为什么Java在break语句后不重置内部循环的值？

Question

I'm currently struggling understanding this loop:

class Test{
    public static void main(String args[]){
        int i=0, j=0;
        X1: for(i = 0; i < 3; i++){
            X2: for(j = 3; j > 0; j--){
                if(i < j) continue X1;
                else break X2;
            }
        }
        System.out.println(i+" "+j);
    }
}

So far I know that the values of the variable will be:

 0 3 
 1 3 
 2 3 

and finally will print 3 3 .

After the third iteration the condition on X1 will be false resulting in an interruption of the loop statement. While it's clear to me why the value of i is equal to 3, I do not understand why the value of j is 3 as well. Initially the value of j is 0 , when we enter in the loop is 3 , but in the last iteration we do not enter really in the X2 loop, since i<3 evaluate false. So the question is why the compiler "save" the value of k ? And even if the compiler save the value of j from the previous iteration should be 2 ...

Answer 1

j-- is dead code here and will never be reached. Think about how the code works for a moment here:

X2: for(j = 3; j > 0; j--){
    if(i < j) continue X1;
    else break X2;
}

If one situation you continue to the outer loop, in the other situation you break out of this loop. This loop actually never even goes past a single iteration so you might as well just write this like this:

int i=0, j=0;
X1: for(i = 0; i < 3; i++){
    j = 3;
    if(i < j) continue X1;  //This line does nothing at this point as well since the loop will iterate anyway
}

This is exactly the same as your current code, which clearly shows j will stay at 3 .

Answer 2

for(j = 3; j > 0; j--)
You are setting j=3 . j-- is not run until the next j loop, that never occurs, so it cannot be 2.

Answer 3

else break X2;

and

j--

are never being reached.

'i' can never be 3 within the loop since the outer loop's condition is i < 3, and therefor the inner loop can only perform

if(i < j) continue X1;

since 'j' always starts at 3 and i <= 2. is always true. So 'j' never changes value, and the outer loop breaks when i = 3, resulting in, "3 3".

i j
0 3
1 3
2 3
break occurs;
print i + j;

Answer 4

Initially the value of j is 0, when we enter in the loop is 3, but in the last iteration we do not enter really in the X2 loop, since i<3 evaluate false. So the question is why the compiler "save" the value of k ?
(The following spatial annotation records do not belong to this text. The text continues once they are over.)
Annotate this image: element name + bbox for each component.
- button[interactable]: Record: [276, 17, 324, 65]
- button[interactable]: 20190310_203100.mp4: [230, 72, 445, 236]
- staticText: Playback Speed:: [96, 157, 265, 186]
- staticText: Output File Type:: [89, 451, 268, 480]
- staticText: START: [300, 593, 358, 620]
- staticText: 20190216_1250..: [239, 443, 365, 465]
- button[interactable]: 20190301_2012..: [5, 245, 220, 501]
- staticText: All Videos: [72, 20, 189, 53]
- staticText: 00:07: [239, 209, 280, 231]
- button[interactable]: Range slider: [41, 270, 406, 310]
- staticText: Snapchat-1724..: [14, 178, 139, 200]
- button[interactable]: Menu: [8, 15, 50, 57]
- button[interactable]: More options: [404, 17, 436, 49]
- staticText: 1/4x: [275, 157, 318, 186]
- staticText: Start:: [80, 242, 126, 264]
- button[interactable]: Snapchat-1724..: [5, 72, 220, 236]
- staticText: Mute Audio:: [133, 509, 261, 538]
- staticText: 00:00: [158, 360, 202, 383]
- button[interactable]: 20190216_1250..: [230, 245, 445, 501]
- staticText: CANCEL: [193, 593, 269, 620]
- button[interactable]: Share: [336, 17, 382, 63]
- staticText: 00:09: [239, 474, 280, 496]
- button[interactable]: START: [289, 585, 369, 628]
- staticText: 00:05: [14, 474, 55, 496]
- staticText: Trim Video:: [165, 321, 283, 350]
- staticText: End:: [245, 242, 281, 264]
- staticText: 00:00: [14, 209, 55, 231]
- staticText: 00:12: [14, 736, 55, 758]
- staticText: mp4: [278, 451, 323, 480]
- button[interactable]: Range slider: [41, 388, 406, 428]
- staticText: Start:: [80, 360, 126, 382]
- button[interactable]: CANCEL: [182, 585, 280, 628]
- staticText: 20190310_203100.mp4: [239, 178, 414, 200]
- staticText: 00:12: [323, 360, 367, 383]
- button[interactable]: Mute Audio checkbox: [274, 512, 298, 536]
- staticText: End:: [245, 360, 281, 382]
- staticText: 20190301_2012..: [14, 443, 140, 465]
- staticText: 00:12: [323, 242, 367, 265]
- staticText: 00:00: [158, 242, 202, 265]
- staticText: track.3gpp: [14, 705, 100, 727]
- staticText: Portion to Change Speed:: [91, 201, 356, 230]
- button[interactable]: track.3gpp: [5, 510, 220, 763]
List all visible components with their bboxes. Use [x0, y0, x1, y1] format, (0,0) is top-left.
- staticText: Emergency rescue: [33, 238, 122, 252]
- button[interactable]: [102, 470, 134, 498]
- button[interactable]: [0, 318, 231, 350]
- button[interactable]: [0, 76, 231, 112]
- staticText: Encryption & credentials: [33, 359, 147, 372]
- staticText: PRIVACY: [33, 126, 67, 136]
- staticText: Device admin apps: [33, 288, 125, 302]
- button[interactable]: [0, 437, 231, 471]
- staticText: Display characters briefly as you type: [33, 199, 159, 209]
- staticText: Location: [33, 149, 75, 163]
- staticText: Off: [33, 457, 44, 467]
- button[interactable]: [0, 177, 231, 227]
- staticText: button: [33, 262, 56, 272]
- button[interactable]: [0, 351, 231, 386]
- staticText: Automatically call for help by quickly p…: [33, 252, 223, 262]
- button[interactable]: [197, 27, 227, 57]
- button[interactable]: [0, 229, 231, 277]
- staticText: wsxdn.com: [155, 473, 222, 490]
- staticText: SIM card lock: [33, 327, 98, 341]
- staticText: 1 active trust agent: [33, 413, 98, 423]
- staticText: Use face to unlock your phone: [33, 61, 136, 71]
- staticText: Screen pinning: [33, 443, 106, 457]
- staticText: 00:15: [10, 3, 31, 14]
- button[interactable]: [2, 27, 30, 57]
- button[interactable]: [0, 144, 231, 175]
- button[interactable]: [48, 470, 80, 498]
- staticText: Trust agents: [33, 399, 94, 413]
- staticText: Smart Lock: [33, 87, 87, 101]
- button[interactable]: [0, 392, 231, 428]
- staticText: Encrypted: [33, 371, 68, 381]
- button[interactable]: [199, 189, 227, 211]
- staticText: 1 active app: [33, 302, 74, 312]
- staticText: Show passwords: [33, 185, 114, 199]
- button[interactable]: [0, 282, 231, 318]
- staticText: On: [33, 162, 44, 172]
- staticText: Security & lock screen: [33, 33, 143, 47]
j is declared at the first line in main. This means that it will remain in scope and retain any modifications until main ends and the variable is destroyed.

And even if the compiler save the value of j from the previous iteration should be 2.

As you said above, the value of j from the last iteration of the loop was 3 not 2. When you continue X1 the j-- was never executed.

Answer 5

It is because of the dead code as others mentioned. You should debug your program by going step by step I don't know which IDE you are using but it probably provides this feature.

However, I want to advice you to not use continue and break statements. It is highly discouraged by the instructors. They cause spaghetti programming and confusions like you have.